井の頭弁財天

所在地 三鷹市井の頭
祭 神 弁財天、宇賀神
ご利益 産業開発、一粒万倍、芸道精進

恋人同士でお詣りすると、弁天様がやきもちを焼いて別れるハメになる、というもっぱらの噂のある女神です。でも井の頭公園でデートを重ね、結婚した友人を知っていますから、弁天様にお詣りしてもよっぽど「この人と別れられますように」なんてお願いしない限りは問題ないと思います…私も妻とよく行きますが、一応念のため別々にお詣りしています。

ここの弁天堂も神社ではなく、正面(お詣りするときは背中側)の階段を上がってすぐ右にある大盛寺というお寺に属しています。弁天様はもともとインドの河の神様でしたからヒンドゥー教や仏教系の神様なのですが、多くの神社にも祀られていたり、七福神のメンバーとしても日本人にとって親しみ深い女神様ですから、もはや日本の代表的な神様といっても差し支えないでしょう。
ただし日本の海の女神である市杵島姫(いちきしまひめ)などと同一神と見なされた場合は神社にお祀りされている場合もあります。

弁天様は水の神様でもありますから、多くは海、池、川、滝、淵の畔や洞窟に祀られていますが、じつはその正体は恐ろしい龍や蛇でもあるのです(下の絵馬を参照)。女神様って結構怖いんですね。

井の頭公園は地元ですから、池のボートにもよく乗りました。桜が有名ですが、昔は花火大会も催されていました。しかし今は若者達にパフォーマンスの場(最近は登録制になったらしい)として有名になっています。
近くには、近隣の飲ンベエなら必ず知っている焼き鳥「いせや」があり、私もたまに行きます。2軒ある店内(本店は立派なビルに改装中)はいつもサラリーマンや学生でいっぱいです。先日久々に行ってみたら若い女性客がたくさんいて驚いた!

平成19年から「武蔵野吉祥七福神めぐり」というイベントが武蔵野商工会議所の主催で始まりました。井の頭弁財天はその一番目の御朱印ポイントです。おことわりすれば社殿の中も見学可。ご本尊は拝見できませんが、天女の彫刻などが見事です。

素朴で下半身のどっしりした狛犬が可愛らしい。向かって右側、は口を「阿=あ」形に開けています。
提灯は三枚の鱗と波をデザインした弁天様ならではの紋です。これは弁天様が龍となって空に昇ったときに残ったものだそうです。
尻尾の写真は向かって左側、口を「吽=うん」と結んだ狛犬です。なかなかチャーミングな後ろ姿です。

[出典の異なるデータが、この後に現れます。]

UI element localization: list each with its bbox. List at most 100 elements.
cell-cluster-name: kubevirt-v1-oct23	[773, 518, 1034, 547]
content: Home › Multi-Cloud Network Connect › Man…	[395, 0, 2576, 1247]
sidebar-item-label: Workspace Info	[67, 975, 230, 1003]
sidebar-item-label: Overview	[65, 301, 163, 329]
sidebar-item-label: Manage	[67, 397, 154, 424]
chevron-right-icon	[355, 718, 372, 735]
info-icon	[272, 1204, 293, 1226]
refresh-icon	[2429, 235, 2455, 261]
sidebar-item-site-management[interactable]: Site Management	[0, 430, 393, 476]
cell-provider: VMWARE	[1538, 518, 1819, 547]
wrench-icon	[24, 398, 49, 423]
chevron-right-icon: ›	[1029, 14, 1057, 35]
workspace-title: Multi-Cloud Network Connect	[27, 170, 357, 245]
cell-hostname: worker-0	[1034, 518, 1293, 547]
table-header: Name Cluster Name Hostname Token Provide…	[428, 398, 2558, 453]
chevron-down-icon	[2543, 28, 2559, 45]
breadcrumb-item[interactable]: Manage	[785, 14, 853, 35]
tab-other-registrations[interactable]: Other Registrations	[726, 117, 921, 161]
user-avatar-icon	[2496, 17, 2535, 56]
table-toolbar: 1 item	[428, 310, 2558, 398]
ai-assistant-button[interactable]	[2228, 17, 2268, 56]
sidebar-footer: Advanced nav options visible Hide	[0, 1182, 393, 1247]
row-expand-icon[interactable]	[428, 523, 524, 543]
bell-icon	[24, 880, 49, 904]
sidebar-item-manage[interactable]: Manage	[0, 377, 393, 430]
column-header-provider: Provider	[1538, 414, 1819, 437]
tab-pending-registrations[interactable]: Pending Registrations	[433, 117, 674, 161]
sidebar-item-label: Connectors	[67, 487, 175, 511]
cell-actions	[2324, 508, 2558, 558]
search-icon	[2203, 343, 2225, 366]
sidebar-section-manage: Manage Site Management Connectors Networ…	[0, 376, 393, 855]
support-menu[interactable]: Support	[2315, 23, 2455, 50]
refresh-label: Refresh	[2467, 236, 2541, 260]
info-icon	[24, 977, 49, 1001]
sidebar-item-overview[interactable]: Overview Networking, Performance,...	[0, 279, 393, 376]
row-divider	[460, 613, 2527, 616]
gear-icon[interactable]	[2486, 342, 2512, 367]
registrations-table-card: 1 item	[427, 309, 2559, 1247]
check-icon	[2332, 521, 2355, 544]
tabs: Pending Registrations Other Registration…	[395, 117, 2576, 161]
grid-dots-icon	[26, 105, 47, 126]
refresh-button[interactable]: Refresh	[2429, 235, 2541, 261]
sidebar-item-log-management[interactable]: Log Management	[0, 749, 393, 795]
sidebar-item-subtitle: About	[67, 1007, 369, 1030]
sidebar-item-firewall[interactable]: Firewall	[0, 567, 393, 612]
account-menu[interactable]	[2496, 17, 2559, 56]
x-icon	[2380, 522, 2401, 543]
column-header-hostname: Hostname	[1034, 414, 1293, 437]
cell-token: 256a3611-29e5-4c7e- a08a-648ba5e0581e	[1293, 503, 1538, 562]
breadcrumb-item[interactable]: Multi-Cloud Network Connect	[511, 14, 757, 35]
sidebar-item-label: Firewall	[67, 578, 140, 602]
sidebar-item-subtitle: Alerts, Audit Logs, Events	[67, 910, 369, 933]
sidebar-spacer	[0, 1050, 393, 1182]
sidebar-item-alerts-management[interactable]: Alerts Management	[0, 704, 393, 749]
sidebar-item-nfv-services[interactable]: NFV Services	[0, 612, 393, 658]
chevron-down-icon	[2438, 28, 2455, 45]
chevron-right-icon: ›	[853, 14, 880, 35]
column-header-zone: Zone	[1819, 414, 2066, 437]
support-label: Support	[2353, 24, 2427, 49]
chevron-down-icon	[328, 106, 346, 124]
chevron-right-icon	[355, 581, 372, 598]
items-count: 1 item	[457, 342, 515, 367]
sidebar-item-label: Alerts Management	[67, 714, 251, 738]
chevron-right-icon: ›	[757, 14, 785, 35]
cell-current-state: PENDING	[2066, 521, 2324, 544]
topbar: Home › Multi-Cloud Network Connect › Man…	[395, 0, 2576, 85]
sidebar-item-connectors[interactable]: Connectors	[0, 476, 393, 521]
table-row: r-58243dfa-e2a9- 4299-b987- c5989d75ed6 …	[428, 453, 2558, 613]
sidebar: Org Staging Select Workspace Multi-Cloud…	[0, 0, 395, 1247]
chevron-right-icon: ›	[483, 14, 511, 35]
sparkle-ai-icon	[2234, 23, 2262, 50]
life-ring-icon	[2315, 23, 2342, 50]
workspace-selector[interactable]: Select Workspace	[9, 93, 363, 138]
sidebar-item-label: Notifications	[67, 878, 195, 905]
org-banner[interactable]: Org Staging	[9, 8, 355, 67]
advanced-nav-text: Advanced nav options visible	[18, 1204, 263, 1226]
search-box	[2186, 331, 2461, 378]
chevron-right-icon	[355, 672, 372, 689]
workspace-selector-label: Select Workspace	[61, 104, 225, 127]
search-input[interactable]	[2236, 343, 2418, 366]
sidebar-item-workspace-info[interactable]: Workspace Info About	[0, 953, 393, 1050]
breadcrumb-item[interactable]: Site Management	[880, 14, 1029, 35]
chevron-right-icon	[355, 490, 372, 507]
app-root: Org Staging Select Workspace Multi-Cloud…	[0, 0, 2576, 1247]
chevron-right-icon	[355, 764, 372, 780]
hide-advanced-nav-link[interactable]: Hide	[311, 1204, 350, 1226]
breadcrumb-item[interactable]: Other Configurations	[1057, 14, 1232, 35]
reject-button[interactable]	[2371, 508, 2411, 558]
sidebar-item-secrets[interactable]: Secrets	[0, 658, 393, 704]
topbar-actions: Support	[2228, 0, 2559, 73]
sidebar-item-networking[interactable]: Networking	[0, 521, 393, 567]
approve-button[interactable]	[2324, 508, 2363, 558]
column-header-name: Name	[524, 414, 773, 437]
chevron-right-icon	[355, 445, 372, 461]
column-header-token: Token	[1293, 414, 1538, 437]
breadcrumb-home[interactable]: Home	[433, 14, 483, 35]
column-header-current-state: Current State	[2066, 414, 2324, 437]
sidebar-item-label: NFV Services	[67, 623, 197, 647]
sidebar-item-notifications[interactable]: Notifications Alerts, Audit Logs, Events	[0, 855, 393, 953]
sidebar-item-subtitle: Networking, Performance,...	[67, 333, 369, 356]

ちゃんとお断りすれば、弁天堂の内部を見学させていただけます。ご本尊は拝観できませんが、周囲には歴史を感じさせる立派な彫刻が施してあります。私はこの天女様に惚れてしまいました。

大盛寺の門前には、顔は老人で体はとぐろを巻いた蛇という不思議でちょっと不気味な石像があります。初めて見る人は「うんこの神さま」だと勘違いしそうですよね。
これは宇賀神という穀物の神様です。もちろん正体は蛇ですから弁財天の夫とも弁天様と同じ神様ともいわれています。
よく弁天様の頭に鳥居が載っていて、その奥にこの小さな宇賀神(老人の顔だけの場合もある)が乗っている像もありますが、それは宇賀弁財天とよばれています。

こちらの弁天様は12年に一度しか開帳されません。
このイラストは「武蔵野吉祥七福神巡り(武蔵野商工会議所主催)」の記念絵はがきから掲載させていただいたものです。
イベントに協力している「関東バス」の運転手・笹川秀章さんの作品です。
ところで、井の頭では「弁天」と表記されていますが、その場合は財宝や宝、倉の鍵などをつかさどる神さまになります。
一方、「弁天」 と表記される場合は芸能や技芸の神さまになります。
とはいえ、特に区別されているわけではありません。
しかし、絵馬を見ると、この美女の正体は白蛇です。